Phase 1 of the development highlighted years of public input through sessions and workshops to maintain the natural beauty of the area and to make it universally accessible to people of all abilities, said Joe Vujnich, director of planning and parks.


Community Park Phase 1 site plan (Source: Bates Associates)

The design took into account stormwater management techniques that complied with current regulations, while providing a rich habitat for birds and other wildlife and aquatic communities, Vujnich said.

One of the techniques used was the development of several rain gardens and bio-retention basins designed to achieve the desired goals of function, habitat and aesthetics. However, care has been sporadic and the condition of the rain gardens and other areas has become less than desirable, Vujnich said.

So, the Department of Planning and Parks requested a proposal from Native Landscape Solutions to address the current conditions of the stormwater facilities, restore the areas where needed and maintain them in the future.

At the meeting Aug. 9, the City Council approved a contract with Native Landscape Solutions for $14,578 for the rain garden and bio-retention basin areas to restore the appropriate landscaping selections and remove invasive growths that have damaged the balance.

In other park news, the city has enlisted DJM Ecological Services, L.L.C to address current conditions at Belleview Farm Park off St. Paul Road and arrest the continued land and property degradation at a cost of $23,525.


Location of Belleview Farm Park (Source: St. Louis County)

With Belleview Farm Park being land banked by its owner, St. Louis County, it has led to certain challenges with preserving historic building and structures and maintaining the 100-acre site that is a mix of pastures, meadows, and mature woodlands, Vujnich said.

According to St. Louis County, Belleview Farm was donated to the county by Harold K. Donnelly, “a realtor who died in 1996. Donnelly helped to found and was active in many conservation and historic preservation groups, and he contributed to the creation of Bee Tree and Unger parks and Castlewood State Park. The deed of gift requires the developed part of the property to be maintained as a public park and the undeveloped portion as a wildlife and nature preserve. As interpreted by the St. Louis County Historic Buildings Commission, the deed further requires the main house and the stone house and winery to be preserved as historic landmarks.”

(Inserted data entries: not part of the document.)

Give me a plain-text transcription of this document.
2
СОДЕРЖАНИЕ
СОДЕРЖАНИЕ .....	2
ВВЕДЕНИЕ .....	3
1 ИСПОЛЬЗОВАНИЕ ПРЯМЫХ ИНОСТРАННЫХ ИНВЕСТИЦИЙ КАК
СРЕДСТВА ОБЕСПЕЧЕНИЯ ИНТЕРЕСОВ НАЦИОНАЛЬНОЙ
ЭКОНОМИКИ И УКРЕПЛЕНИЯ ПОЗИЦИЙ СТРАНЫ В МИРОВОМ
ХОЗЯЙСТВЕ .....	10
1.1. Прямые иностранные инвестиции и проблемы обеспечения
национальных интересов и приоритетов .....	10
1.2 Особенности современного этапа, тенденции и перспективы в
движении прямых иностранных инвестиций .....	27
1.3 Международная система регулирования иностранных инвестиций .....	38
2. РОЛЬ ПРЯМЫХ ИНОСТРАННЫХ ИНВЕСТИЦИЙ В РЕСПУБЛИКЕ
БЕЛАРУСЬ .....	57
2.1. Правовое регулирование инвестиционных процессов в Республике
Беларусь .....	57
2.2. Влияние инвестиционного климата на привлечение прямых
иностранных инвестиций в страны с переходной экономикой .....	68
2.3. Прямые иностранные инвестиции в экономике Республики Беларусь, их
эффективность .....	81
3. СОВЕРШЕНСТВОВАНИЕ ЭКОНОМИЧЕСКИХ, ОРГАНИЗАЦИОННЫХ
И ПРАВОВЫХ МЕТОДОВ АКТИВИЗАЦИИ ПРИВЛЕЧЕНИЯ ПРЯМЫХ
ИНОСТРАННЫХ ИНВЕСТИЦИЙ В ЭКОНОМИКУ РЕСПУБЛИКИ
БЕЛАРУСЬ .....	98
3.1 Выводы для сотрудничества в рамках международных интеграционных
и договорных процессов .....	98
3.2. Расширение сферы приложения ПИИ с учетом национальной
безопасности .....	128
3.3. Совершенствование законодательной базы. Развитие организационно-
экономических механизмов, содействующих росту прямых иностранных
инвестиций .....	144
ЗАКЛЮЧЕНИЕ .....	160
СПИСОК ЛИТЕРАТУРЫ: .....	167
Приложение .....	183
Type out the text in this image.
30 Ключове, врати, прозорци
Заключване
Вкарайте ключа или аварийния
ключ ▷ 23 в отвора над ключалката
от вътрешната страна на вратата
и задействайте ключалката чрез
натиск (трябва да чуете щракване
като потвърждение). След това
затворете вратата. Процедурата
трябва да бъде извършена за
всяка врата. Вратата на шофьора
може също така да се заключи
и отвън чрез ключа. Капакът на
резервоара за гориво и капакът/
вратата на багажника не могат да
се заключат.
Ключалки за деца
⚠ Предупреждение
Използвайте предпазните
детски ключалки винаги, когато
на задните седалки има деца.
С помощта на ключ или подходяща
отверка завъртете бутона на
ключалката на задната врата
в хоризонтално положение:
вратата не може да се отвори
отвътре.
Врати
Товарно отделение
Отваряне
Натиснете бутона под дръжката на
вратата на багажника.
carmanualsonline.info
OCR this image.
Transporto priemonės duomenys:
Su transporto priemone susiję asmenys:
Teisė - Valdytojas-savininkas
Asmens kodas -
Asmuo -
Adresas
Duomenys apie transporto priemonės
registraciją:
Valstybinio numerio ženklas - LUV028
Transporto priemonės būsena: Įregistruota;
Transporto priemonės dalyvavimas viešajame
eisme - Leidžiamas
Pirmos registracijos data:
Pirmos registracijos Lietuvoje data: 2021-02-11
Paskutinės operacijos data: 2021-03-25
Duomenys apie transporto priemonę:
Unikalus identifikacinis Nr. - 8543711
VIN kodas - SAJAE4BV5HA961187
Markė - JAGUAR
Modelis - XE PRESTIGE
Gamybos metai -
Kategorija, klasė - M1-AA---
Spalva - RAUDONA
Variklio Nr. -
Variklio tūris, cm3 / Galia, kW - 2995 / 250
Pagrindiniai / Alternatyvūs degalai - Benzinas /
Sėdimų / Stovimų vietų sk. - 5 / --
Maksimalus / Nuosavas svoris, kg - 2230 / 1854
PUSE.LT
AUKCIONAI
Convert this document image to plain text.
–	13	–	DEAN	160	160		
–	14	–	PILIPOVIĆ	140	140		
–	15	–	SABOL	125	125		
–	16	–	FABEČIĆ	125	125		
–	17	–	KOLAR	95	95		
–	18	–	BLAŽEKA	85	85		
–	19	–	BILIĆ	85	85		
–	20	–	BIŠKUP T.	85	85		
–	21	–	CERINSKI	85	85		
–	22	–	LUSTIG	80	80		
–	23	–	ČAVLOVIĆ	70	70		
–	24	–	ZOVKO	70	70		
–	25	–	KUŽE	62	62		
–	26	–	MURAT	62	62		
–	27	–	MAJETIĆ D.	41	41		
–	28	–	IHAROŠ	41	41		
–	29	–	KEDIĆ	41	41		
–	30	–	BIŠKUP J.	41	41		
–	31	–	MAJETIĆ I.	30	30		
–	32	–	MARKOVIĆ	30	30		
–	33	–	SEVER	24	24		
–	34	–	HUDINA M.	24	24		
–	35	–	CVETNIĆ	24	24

Historic building at Belleview Farm Park – Friends of Belleview Facebook

Historic building at Belleview Farm Park

Once the lease with St. Louis County was completed with the city, the parks department initiated efforts to address these issues; however, with no development underway at the location and the park not being opened to the public, invasive vegetation in certain locations of the park has become rampant, Vujnich said.

According to Vujnich, a group of residents near the park site began a volunteer effort (Friends of Belleview) to improve the park’s condition and implement a process of stewardship that has been needed for many years.

The volunteer group has been working closely with the city and the Missouri Department of Conservation (MDC) on this effort, eventually receiving a grant to facilitate that process. The city of Wildwood also submitted a grant application to the MDC and received a grant in the amount of $25,000 for community conservation and one for $6,000 for timber management.

Belleview Farm Park – Friends of Belleview Facebook

Belleview Farm Park (Source: Friends of Belleview/Facebook)

Now, the parks department has requested that DJM, who has been engaged by the Friends of Belleview as well, provide a bid for services to address a 5-acre area of the park site, which abuts Hunt Road.

DJM visited the location and provided short- and long-term stewardship schedules. 

The parks department has reviewed the items identified in the plan and agreed that each are needed to address the current conditions relative to the park site and its continued degradation. Belleview Farm Park is a location that some believe could easily become a place that is known throughout the region as a “naturalist’s gem.”

Learn more about a Friends of Belleview Farm fundraiser here.

[EDITOR’S NOTE: This article has been updated to correct an earlier inaccuracy concerning plans for off-road trails in Belleview Park. It was previously determined by St. Louis County that bike trails violated the park’s deed restrictions. West Newsmagazine regrets this confusion.]